Looking back, the record was perhaps over-thought. Wonderfully creative, its sensational breadth was a showcase of her undoubted talents, but it spread the impact a little too widely. Shorn of the ability to tour, or really promote, the project, ‘Before Love Came To Kill Us’ didn’t achieve what it should have.
In that sense, ‘Yessie’ arrives with a point to prove. In a recent chat with Billboard the singer described the record as a debut in feeling, and she’s certainly on to something – both in intent and execution, ‘Yessie’ feels like Jessie Reyez distilled down to fine essence. ‘Mood’ is a biting opener, overhauling those R&B tropes for something venomous. Explicit early highlight ‘Queen St W’ is profoundly assertive, while ‘Hittin’ has this incredible late 90s feel – think a TLC deep cut and you won’t be far off.

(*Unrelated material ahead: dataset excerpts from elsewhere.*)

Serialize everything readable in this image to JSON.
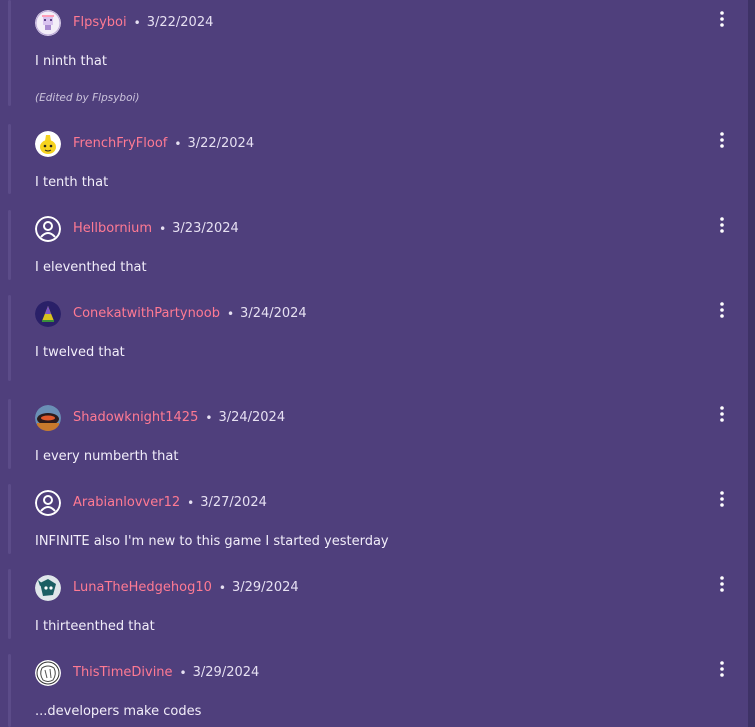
{
  "colors": {
    "background": "#4f3f7c",
    "username": "#ff7a93",
    "text": "#f2eefa"
  },
  "comments": [
    {
      "username": "Flpsyboi",
      "date": "3/22/2024",
      "body": "I ninth that",
      "edited": "(Edited by Flpsyboi)",
      "avatar_icon": "pixel-character-avatar-icon",
      "menu_icon": "kebab-menu-icon"
    },
    {
      "username": "FrenchFryFloof",
      "date": "3/22/2024",
      "body": "I tenth that",
      "avatar_icon": "yellow-character-avatar-icon",
      "menu_icon": "kebab-menu-icon"
    },
    {
      "username": "Hellbornium",
      "date": "3/23/2024",
      "body": "I eleventhed that",
      "avatar_icon": "default-user-avatar-icon",
      "menu_icon": "kebab-menu-icon"
    },
    {
      "username": "ConekatwithPartynoob",
      "date": "3/24/2024",
      "body": "I twelved that",
      "avatar_icon": "party-hat-avatar-icon",
      "menu_icon": "kebab-menu-icon"
    },
    {
      "username": "Shadowknight1425",
      "date": "3/24/2024",
      "body": "I every numberth that",
      "avatar_icon": "shadow-knight-avatar-icon",
      "menu_icon": "kebab-menu-icon"
    },
    {
      "username": "Arabianlovver12",
      "date": "3/27/2024",
      "body": "INFINITE also I'm new to this game I started yesterday",
      "avatar_icon": "default-user-avatar-icon",
      "menu_icon": "kebab-menu-icon"
    },
    {
      "username": "LunaTheHedgehog10",
      "date": "3/29/2024",
      "body": "I thirteenthed that",
      "avatar_icon": "hedgehog-avatar-icon",
      "menu_icon": "kebab-menu-icon"
    },
    {
      "username": "ThisTimeDivine",
      "date": "3/29/2024",
      "body": "...developers make codes",
      "avatar_icon": "sketch-avatar-icon",
      "menu_icon": "kebab-menu-icon"
    }
  ]
}
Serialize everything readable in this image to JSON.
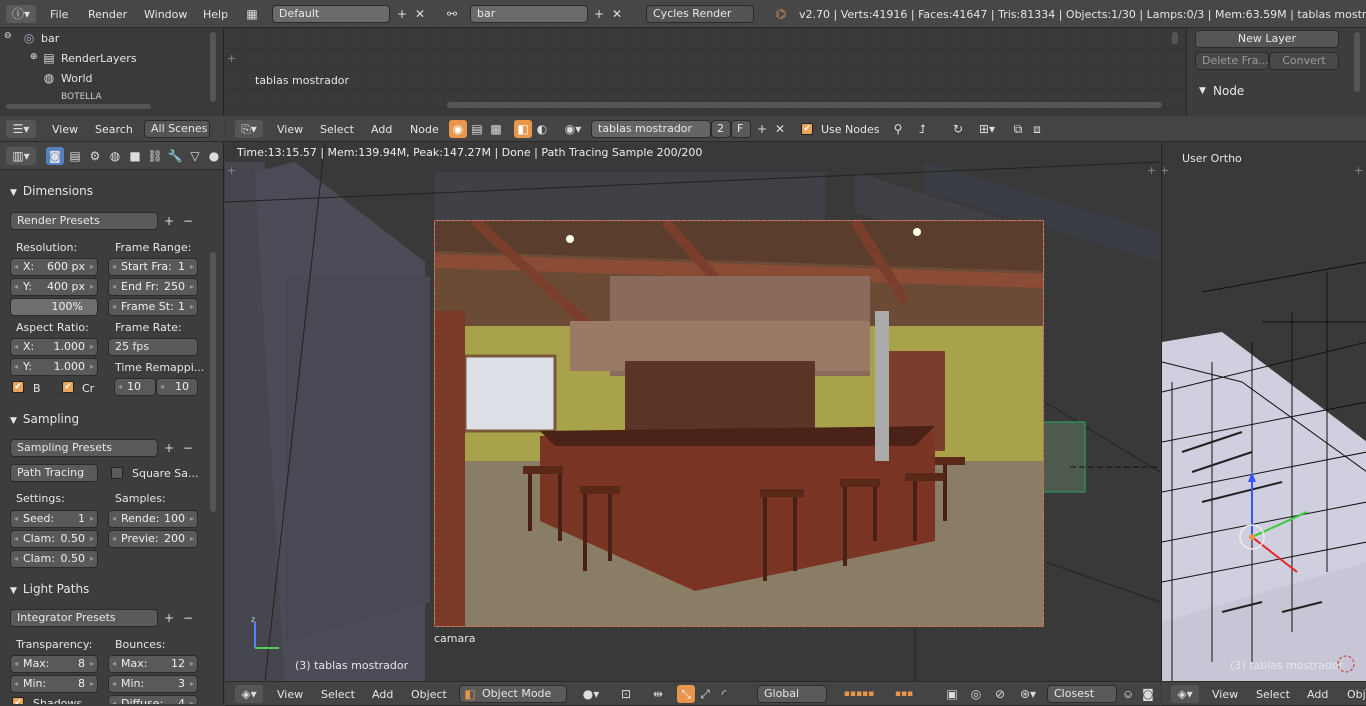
{
  "info_header": {
    "render_engine": "Cycles Render",
    "stats": "v2.70 | Verts:41916 | Faces:41647 | Tris:81334 | Objects:1/30 | Lamps:0/3 | Mem:63.59M | tablas mostrador",
    "menus": [
      "File",
      "Render",
      "Window",
      "Help"
    ],
    "screen_layout": "Default",
    "scene": "bar"
  },
  "outliner": {
    "items": [
      "bar",
      "RenderLayers",
      "World",
      "BOTELLA"
    ],
    "header_menus": [
      "View",
      "Search",
      "All Scenes"
    ]
  },
  "top_view": {
    "label": "tablas mostrador"
  },
  "node_panel": {
    "new_layer": "New Layer",
    "delete_frame": "Delete Fra...",
    "convert": "Convert",
    "node_header": "Node"
  },
  "node_header": {
    "menus": [
      "View",
      "Select",
      "Add",
      "Node"
    ],
    "material": "tablas mostrador",
    "users": "2",
    "fake": "F",
    "use_nodes": "Use Nodes"
  },
  "properties": {
    "dimensions": {
      "title": "Dimensions",
      "presets": "Render Presets",
      "resolution": "Resolution:",
      "res_x_label": "X:",
      "res_x": "600 px",
      "res_y_label": "Y:",
      "res_y": "400 px",
      "percent": "100%",
      "frame_range": "Frame Range:",
      "start_label": "Start Fra:",
      "start": "1",
      "end_label": "End Fr:",
      "end": "250",
      "step_label": "Frame St:",
      "step": "1",
      "aspect": "Aspect Ratio:",
      "asp_x_label": "X:",
      "asp_x": "1.000",
      "asp_y_label": "Y:",
      "asp_y": "1.000",
      "frame_rate": "Frame Rate:",
      "fps": "25 fps",
      "time_remap": "Time Remappi...",
      "remap_old": "10",
      "remap_new": "10",
      "border": "B",
      "crop": "Cr"
    },
    "sampling": {
      "title": "Sampling",
      "presets": "Sampling Presets",
      "method": "Path Tracing",
      "square": "Square Sa...",
      "settings": "Settings:",
      "seed_label": "Seed:",
      "seed": "1",
      "clamp1_label": "Clam:",
      "clamp1": "0.50",
      "clamp2_label": "Clam:",
      "clamp2": "0.50",
      "samples": "Samples:",
      "render_label": "Rende:",
      "render": "100",
      "preview_label": "Previe:",
      "preview": "200"
    },
    "light_paths": {
      "title": "Light Paths",
      "presets": "Integrator Presets",
      "transparency": "Transparency:",
      "t_max_label": "Max:",
      "t_max": "8",
      "t_min_label": "Min:",
      "t_min": "8",
      "bounces": "Bounces:",
      "b_max_label": "Max:",
      "b_max": "12",
      "b_min_label": "Min:",
      "b_min": "3",
      "shadows": "Shadows",
      "diffuse_label": "Diffuse:",
      "diffuse": "4"
    }
  },
  "viewport": {
    "render_info": "Time:13:15.57 | Mem:139.94M, Peak:147.27M | Done | Path Tracing Sample 200/200",
    "camera_label": "camara",
    "object_label": "(3) tablas mostrador",
    "menus": [
      "View",
      "Select",
      "Add",
      "Object"
    ],
    "mode": "Object Mode",
    "orientation": "Global",
    "snap": "Closest"
  },
  "right_view": {
    "label": "User Ortho",
    "object_label": "(3) tablas mostrador",
    "menus": [
      "View",
      "Select",
      "Add",
      "Obj"
    ]
  },
  "colors": {
    "accent": "#e9964a",
    "selected": "#5680c2",
    "bg": "#3d3d3d"
  }
}
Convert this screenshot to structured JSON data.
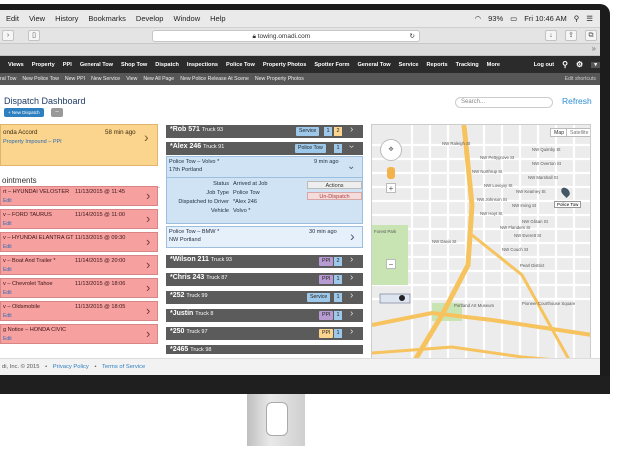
{
  "mac_menu": [
    "Edit",
    "View",
    "History",
    "Bookmarks",
    "Develop",
    "Window",
    "Help"
  ],
  "mac_status": {
    "battery": "93%",
    "clock": "Fri 10:46 AM"
  },
  "browser": {
    "url": "towing.omadi.com"
  },
  "nav": {
    "items": [
      "Views",
      "Property",
      "PPI",
      "General Tow",
      "Shop Tow",
      "Dispatch",
      "Inspections",
      "Police Tow",
      "Property Photos",
      "Spotter Form",
      "General Tow",
      "Service",
      "Reports",
      "Tracking",
      "More"
    ],
    "logout": "Log out"
  },
  "subnav": {
    "items": [
      "ral Tow",
      "New Police Tow",
      "New PPI",
      "New Service",
      "View",
      "New All Page",
      "New Police Release At Scene",
      "New Property Photos"
    ],
    "right": "Edit shortcuts"
  },
  "page": {
    "title": "Dispatch Dashboard",
    "new_dispatch": "+ New Dispatch",
    "minus": "–",
    "search_placeholder": "Search...",
    "refresh": "Refresh"
  },
  "pickup": {
    "name": "onda Accord",
    "sub": "Property Impound – PPI",
    "time": "58 min ago"
  },
  "appointments": {
    "title": "ointments",
    "items": [
      {
        "name": "rt – HYUNDAI VELOSTER",
        "date": "11/13/2015 @ 11:45",
        "sub": "Edit"
      },
      {
        "name": "v – FORD TAURUS",
        "date": "11/14/2015 @ 11:00",
        "sub": "Edit"
      },
      {
        "name": "v – HYUNDAI ELANTRA GT",
        "date": "11/13/2015 @ 09:30",
        "sub": "Edit"
      },
      {
        "name": "v – Boat And Trailer *",
        "date": "11/14/2015 @ 20:00",
        "sub": "Edit"
      },
      {
        "name": "v – Chevrolet Tahoe",
        "date": "11/13/2015 @ 18:06",
        "sub": "Edit"
      },
      {
        "name": "v – Oldsmobile",
        "date": "11/13/2015 @ 18:05",
        "sub": "Edit"
      },
      {
        "name": "g Notice – HONDA CIVIC",
        "date": "",
        "sub": "Edit"
      }
    ]
  },
  "trucks": [
    {
      "driver": "*Rob 571",
      "truck": "Truck 93",
      "badge": "Service",
      "badge_type": "service",
      "counts": [
        "1",
        "2"
      ]
    },
    {
      "driver": "*Alex 246",
      "truck": "Truck 91",
      "badge": "Police Tow",
      "badge_type": "tow",
      "counts": [
        "1"
      ]
    },
    {
      "driver": "*Wilson 211",
      "truck": "Truck 93",
      "badge": "PPI",
      "badge_type": "ppi",
      "counts": [
        "2"
      ]
    },
    {
      "driver": "*Chris 243",
      "truck": "Truck 87",
      "badge": "PPI",
      "badge_type": "ppi",
      "counts": [
        "1"
      ]
    },
    {
      "driver": "*252",
      "truck": "Truck 99",
      "badge": "Service",
      "badge_type": "service",
      "counts": [
        "1"
      ]
    },
    {
      "driver": "*Justin",
      "truck": "Truck 8",
      "badge": "PPI",
      "badge_type": "ppi",
      "counts": [
        "1"
      ]
    },
    {
      "driver": "*250",
      "truck": "Truck 97",
      "badge": "PPI",
      "badge_type": "ppi",
      "counts": [
        "1"
      ]
    },
    {
      "driver": "*2465",
      "truck": "Truck 98",
      "badge": "",
      "badge_type": "",
      "counts": []
    }
  ],
  "job1": {
    "name": "Police Tow – Volvo *",
    "address": "17th Portland",
    "time": "9 min ago",
    "status_label": "Status",
    "status": "Arrived at Job",
    "jobtype_label": "Job Type",
    "jobtype": "Police Tow",
    "driver_label": "Dispatched to Driver",
    "driver": "*Alex 246",
    "vehicle_label": "Vehicle",
    "vehicle": "Volvo *",
    "actions": "Actions",
    "undispatch": "Un-Dispatch"
  },
  "job2": {
    "name": "Police Tow – BMW *",
    "address": "NW Portland",
    "time": "30 min ago"
  },
  "map": {
    "tab_map": "Map",
    "tab_satellite": "Satellite",
    "pin_label": "Police Tow",
    "labels": [
      "NW Raleigh St",
      "NW Quimby St",
      "NW Pettygrove St",
      "NW Overton St",
      "NW Northrup St",
      "NW Marshall St",
      "NW Lovejoy St",
      "NW Kearney St",
      "NW Johnson St",
      "NW Irving St",
      "NW Hoyt St",
      "NW Glisan St",
      "NW Flanders St",
      "NW Everett St",
      "NW Davis St",
      "NW Couch St",
      "Pearl District",
      "Forest Park",
      "Portland Art Museum",
      "Pioneer Courthouse Square"
    ],
    "colors": {
      "road": "#f6c35e",
      "street": "#ffffff",
      "park": "#c9e4b3",
      "bg": "#ececec"
    }
  },
  "footer": {
    "copyright": "di, Inc. © 2015",
    "privacy": "Privacy Policy",
    "terms": "Terms of Service"
  },
  "colors": {
    "accent": "#2d7fc0",
    "pickup": "#fbd58e",
    "appointment": "#f6a0a0",
    "truck": "#5b5b5b",
    "job": "#cfe3f5"
  }
}
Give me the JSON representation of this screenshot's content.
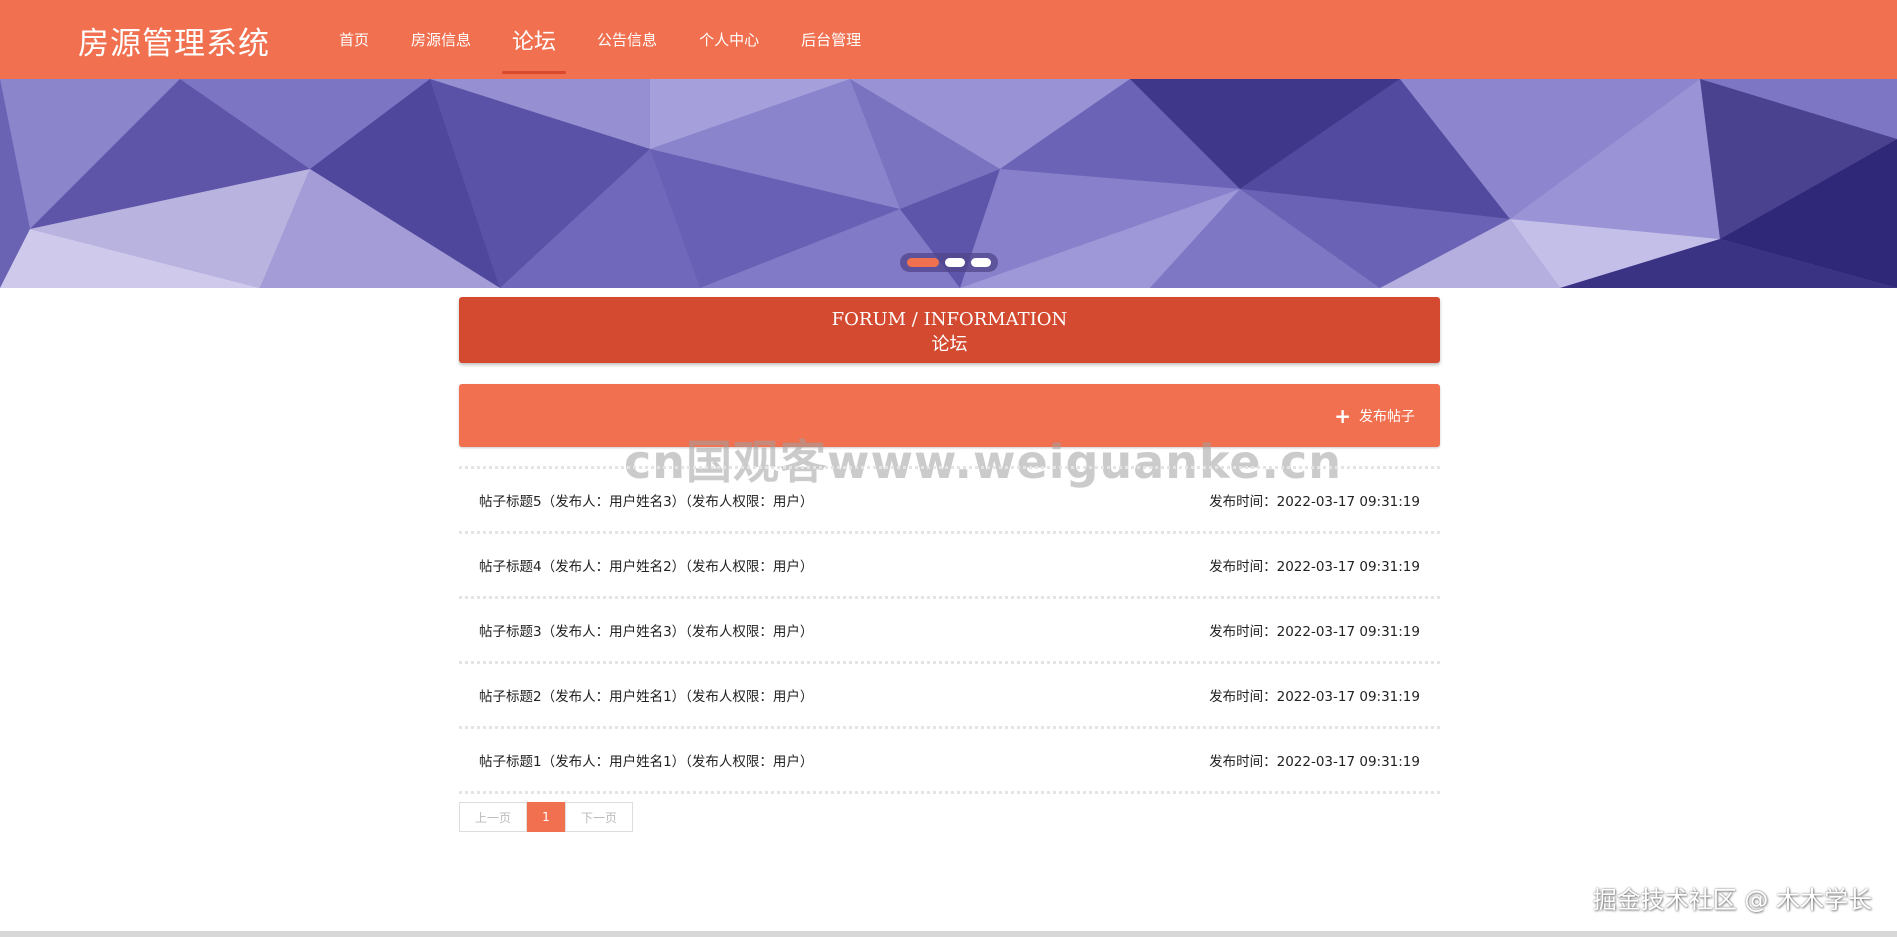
{
  "header": {
    "logo": "房源管理系统",
    "nav": [
      {
        "label": "首页"
      },
      {
        "label": "房源信息"
      },
      {
        "label": "论坛",
        "active": true
      },
      {
        "label": "公告信息"
      },
      {
        "label": "个人中心"
      },
      {
        "label": "后台管理"
      }
    ]
  },
  "banner": {
    "slides": 3,
    "active_slide": 1
  },
  "title": {
    "en": "FORUM / INFORMATION",
    "cn": "论坛"
  },
  "actions": {
    "publish_label": "发布帖子",
    "publish_icon": "plus-icon"
  },
  "watermark": "cn国观客www.weiguanke.cn",
  "posts": [
    {
      "title": "帖子标题5（发布人：用户姓名3）（发布人权限：用户）",
      "time": "发布时间：2022-03-17 09:31:19"
    },
    {
      "title": "帖子标题4（发布人：用户姓名2）（发布人权限：用户）",
      "time": "发布时间：2022-03-17 09:31:19"
    },
    {
      "title": "帖子标题3（发布人：用户姓名3）（发布人权限：用户）",
      "time": "发布时间：2022-03-17 09:31:19"
    },
    {
      "title": "帖子标题2（发布人：用户姓名1）（发布人权限：用户）",
      "time": "发布时间：2022-03-17 09:31:19"
    },
    {
      "title": "帖子标题1（发布人：用户姓名1）（发布人权限：用户）",
      "time": "发布时间：2022-03-17 09:31:19"
    }
  ],
  "pagination": {
    "prev": "上一页",
    "current": "1",
    "next": "下一页"
  },
  "footer_mark": "掘金技术社区 @ 木木学长",
  "colors": {
    "primary": "#f07050",
    "title_bar": "#d34a30",
    "banner": "#7a72c0"
  }
}
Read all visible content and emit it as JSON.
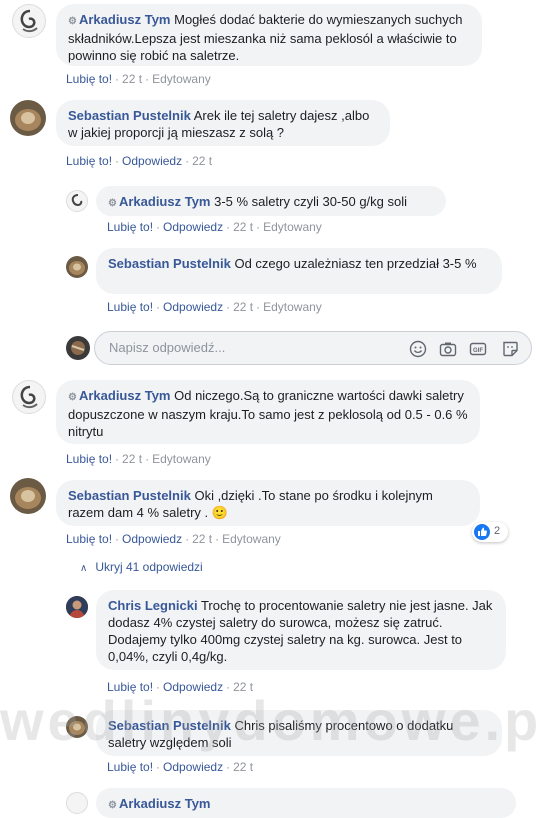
{
  "comments": [
    {
      "author": "Arkadiusz Tym",
      "text": "Mogłeś dodać bakterie do wymieszanych suchych składników.Lepsza jest mieszanka niż sama peklosól a właściwie to powinno się robić na saletrze.",
      "like": "Lubię to!",
      "time": "22 t",
      "edited": "Edytowany"
    },
    {
      "author": "Sebastian Pustelnik",
      "text": "Arek ile tej saletry dajesz ,albo w jakiej proporcji ją mieszasz z solą ?",
      "like": "Lubię to!",
      "reply": "Odpowiedz",
      "time": "22 t"
    },
    {
      "author": "Arkadiusz Tym",
      "text": "3-5 % saletry czyli 30-50 g/kg soli",
      "like": "Lubię to!",
      "reply": "Odpowiedz",
      "time": "22 t",
      "edited": "Edytowany"
    },
    {
      "author": "Sebastian Pustelnik",
      "text": "Od czego uzależniasz ten przedział 3-5 %",
      "like": "Lubię to!",
      "reply": "Odpowiedz",
      "time": "22 t",
      "edited": "Edytowany"
    },
    {
      "author": "Arkadiusz Tym",
      "text": "Od niczego.Są to graniczne wartości dawki saletry dopuszczone w naszym kraju.To samo jest z peklosolą od 0.5 - 0.6 % nitrytu",
      "like": "Lubię to!",
      "time": "22 t",
      "edited": "Edytowany"
    },
    {
      "author": "Sebastian Pustelnik",
      "text": "Oki ,dzięki .To stane po środku i kolejnym razem dam 4 % saletry .",
      "emoji": "🙂",
      "like": "Lubię to!",
      "reply": "Odpowiedz",
      "time": "22 t",
      "edited": "Edytowany",
      "reactions_count": "2"
    },
    {
      "author": "Chris Legnicki",
      "text": "Trochę to procentowanie saletry nie jest jasne. Jak dodasz 4% czystej saletry do surowca, możesz się zatruć. Dodajemy tylko 400mg czystej saletry na kg. surowca. Jest to 0,04%, czyli 0,4g/kg.",
      "like": "Lubię to!",
      "reply": "Odpowiedz",
      "time": "22 t"
    },
    {
      "author": "Sebastian Pustelnik",
      "text": "Chris pisaliśmy procentowo o dodatku saletry względem soli",
      "like": "Lubię to!",
      "reply": "Odpowiedz",
      "time": "22 t"
    }
  ],
  "reply_box": {
    "placeholder": "Napisz odpowiedź..."
  },
  "hide_replies": "Ukryj 41 odpowiedzi",
  "watermark": "wedlinydomowe.p",
  "bottom_partial": {
    "author": "Arkadiusz Tym"
  },
  "colors": {
    "link": "#385898",
    "bubble": "#f2f3f5",
    "muted": "#90949c",
    "like_blue": "#1877f2"
  }
}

‘Mutual Friend’ drops the tempo a little, with Jessie utilising this space for a fantastic, refulgent vocal. Ditto ‘I See You’, with its languid template – effects draped guitar lines, and little more – underpinning a lyric that plays with light and shade, with love and revenge.
‘Yessie’ is a record where the feelings sit close to the surface. ‘BMD’ throbs with lust, while ‘Emotional Damage’ teases with recovery; by the time ‘Adios’ comes into view, the breathless finale has you on the ropes, knocked to pieces by her passionate glovework.
A punchy 11 tracker which excises the breadth of her debut for something more succinct, ‘Yessie’ still finds space for subtle experimentation. Never an artist to walk in someone else’s shadow, Jessie Reyez emerges into the bright light of day on a scintillating record, one that gleams with ambition and refuses to linger on the past.